En consecuencia, no puede estimarse cumplidamente probada la existencia de daños en la vivienda arrendada que puedan ser claramente imputados al demandado en la reconvención, procediendo por lo tanto la desestimación de la reconvención, y por consiguiente la desestimación del motivo de la apelación.

TERCERO.- De acuerdo con el artículo 398,1 la Ley de Enjuiciamiento Civil , siendo la resolución desestimatoria de la demanda principal y de la reconvención, procede la imposición de las costas de la primera instancia, en cuanto a la demanda principal al demandante, y en cuanto a la reconvención al actor reconvencional.

CUARTO.- De acuerdo con el artículo 398,2 la Ley de Enjuiciamiento Civil , siendo la resolución parcialmente estimatoria del recurso de apelación, no procede hacer expresa imposición de las costas del recurso.
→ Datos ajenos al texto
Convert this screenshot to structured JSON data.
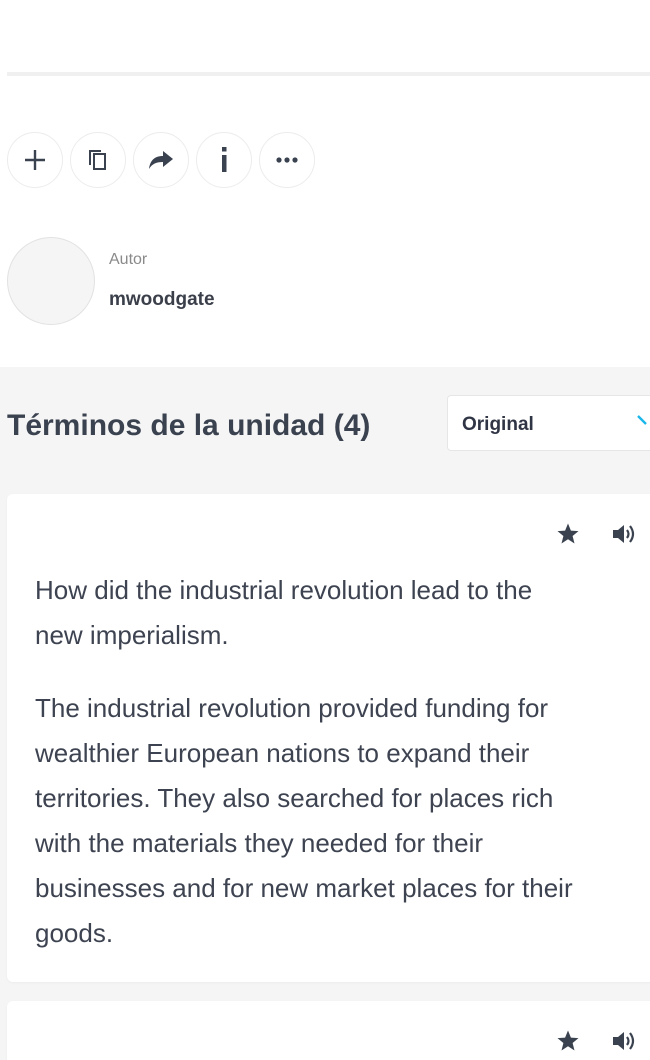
{
  "author": {
    "label": "Autor",
    "name": "mwoodgate"
  },
  "actions": [
    {
      "name": "add",
      "icon": "plus-icon"
    },
    {
      "name": "copy",
      "icon": "copy-icon"
    },
    {
      "name": "share",
      "icon": "share-arrow-icon"
    },
    {
      "name": "info",
      "icon": "info-icon"
    },
    {
      "name": "more",
      "icon": "ellipsis-icon"
    }
  ],
  "terms_section": {
    "title": "Términos de la unidad (4)",
    "language_select": {
      "value": "Original",
      "accent_color": "#1ab7ea"
    }
  },
  "cards": [
    {
      "term": "How did the industrial revolution lead to the new imperialism.",
      "definition": "The industrial revolution provided funding for wealthier European nations to expand their territories. They also searched for places rich with the materials they needed for their businesses and for new market places for their goods."
    },
    {
      "term": "",
      "definition": ""
    }
  ]
}
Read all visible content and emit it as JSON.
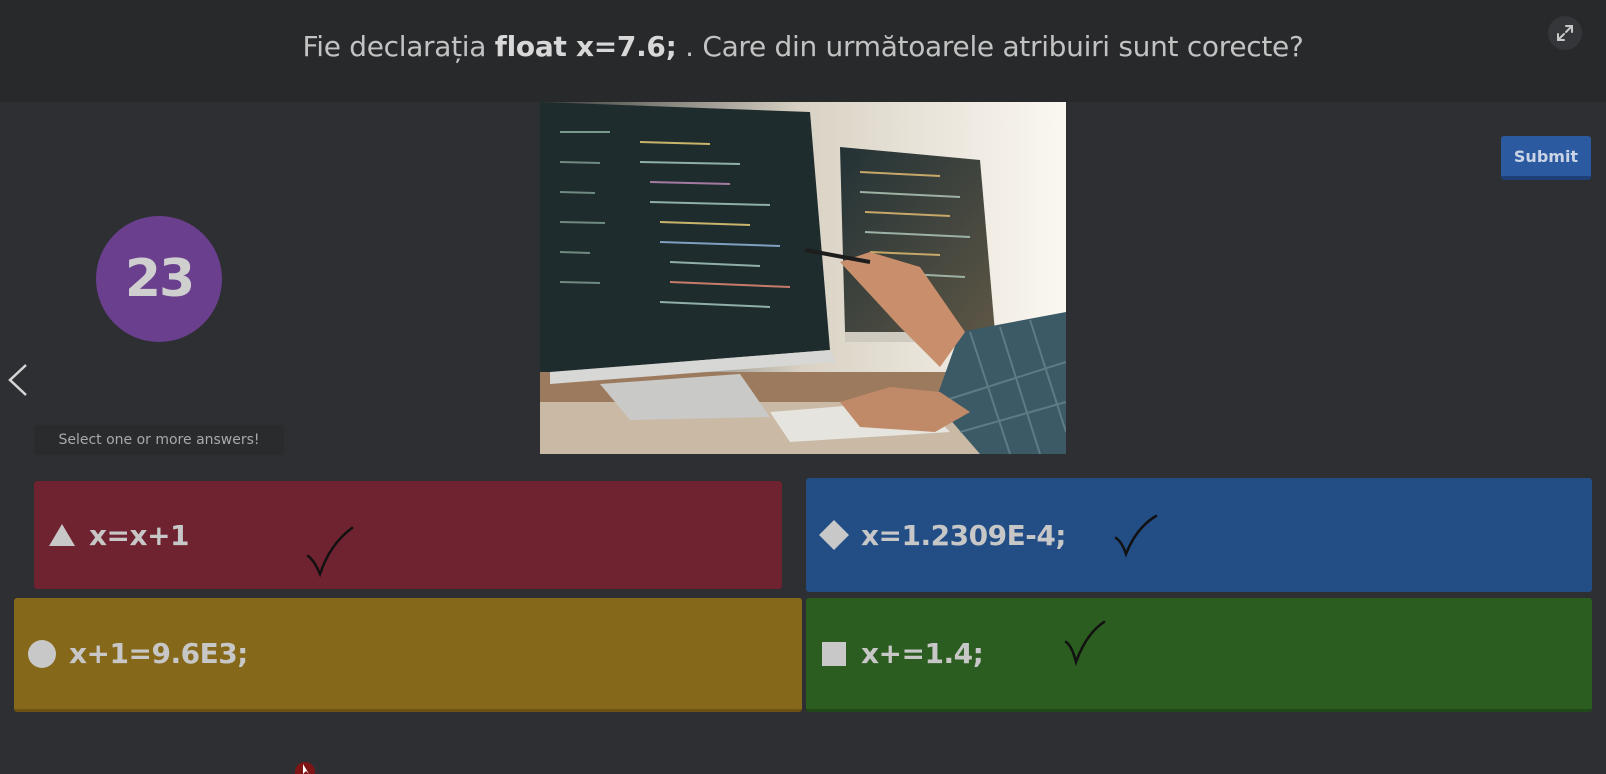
{
  "header": {
    "question_prefix": "Fie declarația ",
    "question_bold": "float x=7.6;",
    "question_suffix": " . Care din următoarele atribuiri sunt corecte?"
  },
  "icons": {
    "fullscreen": "expand-icon",
    "back": "chevron-left-icon",
    "triangle": "triangle-icon",
    "diamond": "diamond-icon",
    "circle": "circle-icon",
    "square": "square-icon"
  },
  "submit_label": "Submit",
  "question_number": "23",
  "hint": "Select one or more answers!",
  "answers": [
    {
      "shape": "triangle",
      "text": "x=x+1",
      "color": "#6f2230",
      "marked": true
    },
    {
      "shape": "diamond",
      "text": "x=1.2309E-4;",
      "color": "#224d85",
      "marked": true
    },
    {
      "shape": "circle",
      "text": "x+1=9.6E3;",
      "color": "#86681a",
      "marked": false
    },
    {
      "shape": "square",
      "text": "x+=1.4;",
      "color": "#2b5c20",
      "marked": true
    }
  ],
  "colors": {
    "background": "#2e2f32",
    "header": "#28292b",
    "submit": "#2b5aa0",
    "question_badge": "#6a3f8e"
  }
}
VISTOS los preceptos legales citados y los demás de general y pertinente aplicación:

Fallo

Que ESTIMANDO PARCIALMENTE el recurso de apelación formulado por el demandado y actor reconvencional D. Jesús Carlos , se REVOCA PARCIALMENTE la Sentencia de 5 de noviembre de 2008 dictada en los autos nº 217/08 del Juzgado de Primera Instancia nº 13 de Barcelona , acordando la DESESTIMACIÓN de la demanda formulada por D. Porfirio , y la DESESTIMACIÓN de la reconvención formulada por D. Jesús Carlos , con imposición de las costas de la primera instancia, en cuanto a la demanda principal al demandante, y en cuanto a la reconvención al actor reconvencional, sin expresa imposición de las costas del recurso de apelación.

Y firme que sea esta resolución, devuélvanse los autos originales al Juzgado de su procedencia, con testimonio de la misma para su cumplimiento.

Así por esta nuestra sentencia, de la que se unirá certificación al rollo, lo pronunciamos, mandamos y firmamos.

PUBLICACIÓN.- En este día , y una vez firmada por todos los Magistrados que la han dictado, se da a la anterior sentencia la publicidad ordenada por la Constitución y las Leyes. DOY FE.